Apuntes para las memorias de un ladrón de libros
UNO Hubo un tiempo en que no pasaba día en que yo no robara un libro. No era que me faltara dinero; pero no hay dinero suficiente para poseer todos los libros que uno necesita leer o, simplemente, mirar, sostener, acariciar, saber que se tienen, que son nuestros porque ya no son de ellos.
Dos Y sí, había algo de Robin Hood en eso de robar libros en las librerías de Buenos Aires, la ciudad en la que nací y aprendí a leer.
Insisto, ya lo dije: yo era hijo de padres de clase media-alta. Cultos y reconocidos en sus respectivos oficios. Padres que me regalaban libros para mis cumpleaños y no dudaban en darme dinero para comprar libros. Pero, claro, dentro de un esquema à la Bosque de Sherwood, mi biblioteca era tan pequeña y humilde si se la comparaba con los ricos y abundantes estantes de las librerías.
Y el otro día leí que «el robar libros es la forma más egoísta del robo».
No estoy de acuerdo.
Robar libros es, en realidad, una forma deportiva de la literatura y, también, otro eslabón en la cadena de diversos oficios —escritor, editor, corrector, distribuidor, crítico, etcétera— orbitando alrededor del sol blanco o del agujero negro de la literatura.
También, ya lo dije, es un insano ejercicio, uno de esos deportes de riesgo.
Cuando escribimos o leemos estamos sentados o acostados, casi inmóviles. Cuando robamos libros, en cambio, el músculo de nuestro cerebro actúa en perfecta comunión con los músculos de nuestro cuerpo. Cuando se roban libros, uno piensa y actúa y, de algún modo, uno lee y escribe.
Cuando se roban libros, uno es persona y personaje.

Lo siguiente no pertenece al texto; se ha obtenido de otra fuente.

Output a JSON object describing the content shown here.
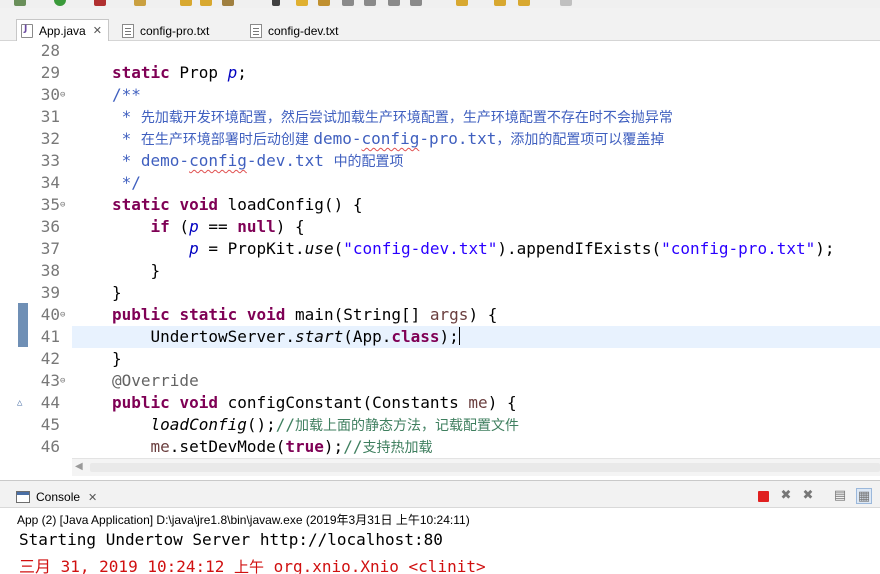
{
  "editor_tabs": [
    {
      "label": "App.java",
      "active": true,
      "icon": "java-file-icon",
      "closable": true
    },
    {
      "label": "config-pro.txt",
      "active": false,
      "icon": "text-file-icon"
    },
    {
      "label": "config-dev.txt",
      "active": false,
      "icon": "text-file-icon"
    }
  ],
  "code_lines": [
    {
      "num": "28",
      "parts": []
    },
    {
      "num": "29",
      "parts": [
        [
          "kw",
          "static"
        ],
        [
          "id",
          " Prop "
        ],
        [
          "field",
          "p"
        ],
        [
          "id",
          ";"
        ]
      ]
    },
    {
      "num": "30",
      "fold": "collapse",
      "parts": [
        [
          "cm",
          "/**"
        ]
      ]
    },
    {
      "num": "31",
      "parts": [
        [
          "cm",
          " * "
        ],
        [
          "cm-cn",
          "先加载开发环境配置，然后尝试加载生产环境配置，生产环境配置不存在时不会抛异常"
        ]
      ]
    },
    {
      "num": "32",
      "parts": [
        [
          "cm",
          " * "
        ],
        [
          "cm-cn",
          "在生产环境部署时后动创建 "
        ],
        [
          "cm",
          "demo-"
        ],
        [
          "cm squig",
          "config"
        ],
        [
          "cm",
          "-pro.txt"
        ],
        [
          "cm-cn",
          "，添加的配置项可以覆盖掉"
        ]
      ]
    },
    {
      "num": "33",
      "parts": [
        [
          "cm",
          " * demo-"
        ],
        [
          "cm squig",
          "config"
        ],
        [
          "cm",
          "-dev.txt "
        ],
        [
          "cm-cn",
          "中的配置项"
        ]
      ]
    },
    {
      "num": "34",
      "parts": [
        [
          "cm",
          " */"
        ]
      ]
    },
    {
      "num": "35",
      "fold": "collapse",
      "parts": [
        [
          "kw",
          "static"
        ],
        [
          "id",
          " "
        ],
        [
          "kw",
          "void"
        ],
        [
          "id",
          " loadConfig() {"
        ]
      ]
    },
    {
      "num": "36",
      "parts": [
        [
          "id",
          "    "
        ],
        [
          "kw",
          "if"
        ],
        [
          "id",
          " ("
        ],
        [
          "field",
          "p"
        ],
        [
          "id",
          " == "
        ],
        [
          "kw",
          "null"
        ],
        [
          "id",
          ") {"
        ]
      ]
    },
    {
      "num": "37",
      "parts": [
        [
          "id",
          "        "
        ],
        [
          "field",
          "p"
        ],
        [
          "id",
          " = PropKit."
        ],
        [
          "meth-i",
          "use"
        ],
        [
          "id",
          "("
        ],
        [
          "str",
          "\"config-dev.txt\""
        ],
        [
          "id",
          ").appendIfExists("
        ],
        [
          "str",
          "\"config-pro.txt\""
        ],
        [
          "id",
          ");"
        ]
      ]
    },
    {
      "num": "38",
      "parts": [
        [
          "id",
          "    }"
        ]
      ]
    },
    {
      "num": "39",
      "parts": [
        [
          "id",
          "}"
        ]
      ]
    },
    {
      "num": "40",
      "fold": "collapse",
      "changed": true,
      "parts": [
        [
          "kw",
          "public"
        ],
        [
          "id",
          " "
        ],
        [
          "kw",
          "static"
        ],
        [
          "id",
          " "
        ],
        [
          "kw",
          "void"
        ],
        [
          "id",
          " main(String[] "
        ],
        [
          "param",
          "args"
        ],
        [
          "id",
          ") {"
        ]
      ]
    },
    {
      "num": "41",
      "current": true,
      "changed": true,
      "parts": [
        [
          "id",
          "    UndertowServer."
        ],
        [
          "meth-i",
          "start"
        ],
        [
          "id",
          "(App."
        ],
        [
          "kw",
          "class"
        ],
        [
          "id",
          ");"
        ],
        [
          "caret",
          ""
        ]
      ]
    },
    {
      "num": "42",
      "parts": [
        [
          "id",
          "}"
        ]
      ]
    },
    {
      "num": "43",
      "fold": "collapse",
      "parts": [
        [
          "ann",
          "@Override"
        ]
      ]
    },
    {
      "num": "44",
      "override": true,
      "parts": [
        [
          "kw",
          "public"
        ],
        [
          "id",
          " "
        ],
        [
          "kw",
          "void"
        ],
        [
          "id",
          " configConstant(Constants "
        ],
        [
          "param",
          "me"
        ],
        [
          "id",
          ") {"
        ]
      ]
    },
    {
      "num": "45",
      "parts": [
        [
          "id",
          "    "
        ],
        [
          "meth-i",
          "loadConfig"
        ],
        [
          "id",
          "();"
        ],
        [
          "lc",
          "//"
        ],
        [
          "lc-cn",
          "加载上面的静态方法，记载配置文件"
        ]
      ]
    },
    {
      "num": "46",
      "parts": [
        [
          "id",
          "    "
        ],
        [
          "param",
          "me"
        ],
        [
          "id",
          ".setDevMode("
        ],
        [
          "kw",
          "true"
        ],
        [
          "id",
          ");"
        ],
        [
          "lc",
          "//"
        ],
        [
          "lc-cn",
          "支持热加载"
        ]
      ]
    }
  ],
  "console": {
    "tab_label": "Console",
    "process_description": "App (2) [Java Application] D:\\java\\jre1.8\\bin\\javaw.exe (2019年3月31日 上午10:24:11)",
    "output": [
      {
        "type": "stdout",
        "text": "Starting Undertow Server http://localhost:80"
      },
      {
        "type": "stderr",
        "prefix": "三月 31, 2019 10:24:12 ",
        "cn": "上午",
        "suffix": " org.xnio.Xnio <clinit>"
      }
    ],
    "controls": [
      {
        "name": "terminate-button",
        "icon": "stop-icon"
      },
      {
        "name": "remove-launch-button",
        "icon": "remove-icon"
      },
      {
        "name": "remove-all-launches-button",
        "icon": "remove-all-icon"
      },
      {
        "name": "clear-console-button",
        "icon": "clear-console-icon"
      },
      {
        "name": "scroll-lock-button",
        "icon": "scroll-lock-icon"
      }
    ]
  },
  "colors": {
    "keyword": "#7f0055",
    "string": "#2a00ff",
    "javadoc": "#3f5fbf",
    "line_comment": "#3f7f5f",
    "field": "#0000c0",
    "current_line": "#e8f2fe",
    "stderr": "#d01010"
  }
}
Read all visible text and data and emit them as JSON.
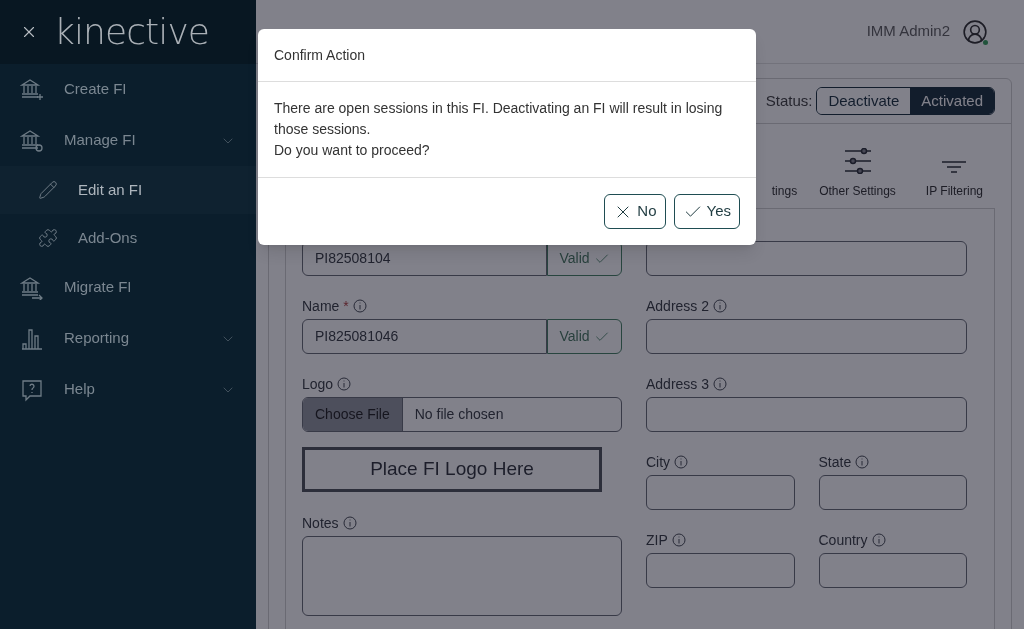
{
  "sidebar": {
    "logo": "kinective",
    "items": [
      {
        "label": "Create FI",
        "kind": "link",
        "selected": false
      },
      {
        "label": "Manage FI",
        "kind": "group",
        "selected": false,
        "expanded": true,
        "children": [
          {
            "label": "Edit an FI",
            "selected": true
          },
          {
            "label": "Add-Ons",
            "selected": false
          }
        ]
      },
      {
        "label": "Migrate FI",
        "kind": "link",
        "selected": false
      },
      {
        "label": "Reporting",
        "kind": "group",
        "selected": false
      },
      {
        "label": "Help",
        "kind": "group",
        "selected": false
      }
    ]
  },
  "header": {
    "user": "IMM Admin2",
    "online": true
  },
  "status": {
    "label": "Status:",
    "options": [
      {
        "label": "Deactivate",
        "selected": false
      },
      {
        "label": "Activated",
        "selected": true
      }
    ]
  },
  "tabs": [
    {
      "label": "tings",
      "selected": false
    },
    {
      "label": "Other Settings",
      "selected": false
    },
    {
      "label": "IP Filtering",
      "selected": false
    }
  ],
  "form": {
    "left": [
      {
        "kind": "validated",
        "value": "PI82508104",
        "status": "Valid"
      },
      {
        "kind": "validated",
        "label": "Name",
        "required_mark": "*",
        "value": "PI825081046",
        "status": "Valid"
      },
      {
        "kind": "file",
        "label": "Logo",
        "button": "Choose File",
        "value": "No file chosen"
      },
      {
        "kind": "logo_box",
        "text": "Place FI Logo Here"
      },
      {
        "kind": "textarea",
        "label": "Notes"
      }
    ],
    "right": [
      [
        {
          "kind": "text"
        }
      ],
      [
        {
          "kind": "text",
          "label": "Address 2"
        }
      ],
      [
        {
          "kind": "text",
          "label": "Address 3"
        }
      ],
      [
        {
          "kind": "text",
          "label": "City"
        },
        {
          "kind": "text",
          "label": "State"
        }
      ],
      [
        {
          "kind": "text",
          "label": "ZIP"
        },
        {
          "kind": "text",
          "label": "Country"
        }
      ]
    ]
  },
  "dialog": {
    "title": "Confirm Action",
    "message": [
      "There are open sessions in this FI. Deactivating an FI will result in losing those sessions.",
      "Do you want to proceed?"
    ],
    "buttons": [
      {
        "label": "No",
        "kind": "cancel"
      },
      {
        "label": "Yes",
        "kind": "confirm"
      }
    ]
  }
}
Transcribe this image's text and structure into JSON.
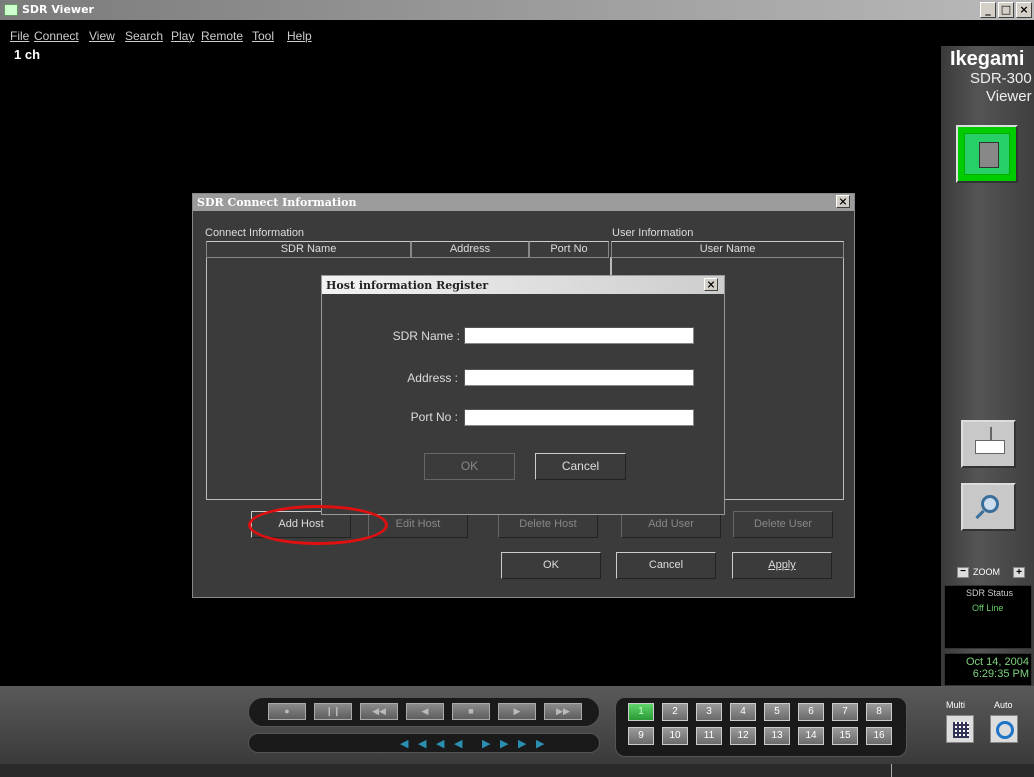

TRES Y abundan los casos de ladrones de libros de ficción yendo desde Las aventuras de Augie March de Saul Bellow a Los detectives salvajes de Roberto Bolaño. Y he perdido la cuenta de los lectores malditos que se roban el Necronomicon y sucumben a su lectura en los horrores de H. P. Lovecraft. Existen, también, variedades del asunto más sofisticadas como la que practicó Joe Orton cuando sacaba libros de las bibliotecas públicas, alteraba portadas y blurbs, y los devolvía cambiados para siempre.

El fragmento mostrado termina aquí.